The intensely personal nature of a conversation — compared with a classic Internet search — might help to sway perceptions of search results. People might inherently trust the answers from a chatbot that engages in conversation more than those from a detached search engine, says Aleksandra Urman, a computational social scientist at the University of Zurich in Switzerland.
A 2022 study1 by a team based at the University of Florida in Gainesville found that for participants interacting with chatbots used by companies such as Amazon and Best Buy, the more they perceived the conversation to be human-like, the more they trusted the organization.
That could be beneficial, making searching faster and smoother. But an enhanced sense of trust could be problematic given that AI chatbots make mistakes. Google’s Bard flubbed a question about the James Webb Space Telescope in its own tech demo, confidently answering incorrectly. And ChatGPT has a tendency to create fictional answers to questions to which it doesn’t know the answer — known by those in the field as hallucinating.
A Google spokesperson said Bard’s error “highlights the importance of a rigorous testing process, something that we’re kicking off this week with our trusted-tester programme”. But some speculate that, rather than increasing trust, such errors, assuming they are discovered, could cause users to lose confidence in chat-based search. “Early perception can have a very large impact,” says Sridhar Ramaswamy, a computer scientists based in Mountain View, California and chief executive of Neeva, an LLM-powered search engine launched in January. The mistake wiped $100 billion from Google’s value as investors worried about the future and sold stock.
Lack of transparency
Compounding the problem of inaccuracy is a comparative lack of transparency. Typically, search engines present users with their sources — a list of links — and leave them to decide what they trust. By contrast, it’s rarely known what data an LLM trained on — is it Encyclopaedia Britannica or a gossip blog?

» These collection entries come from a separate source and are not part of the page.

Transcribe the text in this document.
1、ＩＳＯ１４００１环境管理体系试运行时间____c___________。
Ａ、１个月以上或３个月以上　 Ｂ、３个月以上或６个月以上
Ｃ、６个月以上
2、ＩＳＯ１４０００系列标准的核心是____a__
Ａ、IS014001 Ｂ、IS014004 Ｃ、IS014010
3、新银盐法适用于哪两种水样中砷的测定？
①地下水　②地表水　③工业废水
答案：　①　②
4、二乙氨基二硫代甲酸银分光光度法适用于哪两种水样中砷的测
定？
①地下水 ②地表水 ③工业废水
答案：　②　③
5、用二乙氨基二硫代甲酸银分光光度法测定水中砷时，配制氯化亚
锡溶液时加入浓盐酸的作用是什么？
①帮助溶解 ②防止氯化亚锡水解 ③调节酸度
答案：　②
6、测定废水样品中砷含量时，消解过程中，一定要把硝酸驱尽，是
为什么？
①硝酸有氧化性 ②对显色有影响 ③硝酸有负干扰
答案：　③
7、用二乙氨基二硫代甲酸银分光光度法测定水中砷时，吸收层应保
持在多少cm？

“It’s completely untransparent how [AI-powered search] is going to work, which might have major implications if the language model misfires, hallucinates or spreads misinformation,” says Urman.
If search bots make enough errors, then, rather than increasing trust with their conversational ability, they have the potential to unseat users’ perceptions of search engines as impartial arbiters of truth, Urman says.
She has conducted as-yet unpublished research that suggests current trust is high. She examined how people perceive existing features that Google uses to enhance the search experience, known as ‘featured snippets’, in which an extract from a page that is deemed particularly relevant to the search appears above the link, and ‘knowledge panels’ — summaries that Google automatically generates in response to searches about, for example, a person or organization. Almost 80% of people Urman surveyed deemed these features accurate, and around 70% thought they were objective.
Chatbot-powered search blurs the distinction between machines and humans, says Giada Pistilli, principal ethicist at Hugging Face, a data-science platform in Paris that promotes the responsible use of AI. She worries about how quickly companies are adopting AI advances: “We always have these new technologies thrown at us without any control or an educational framework to know how to use them.”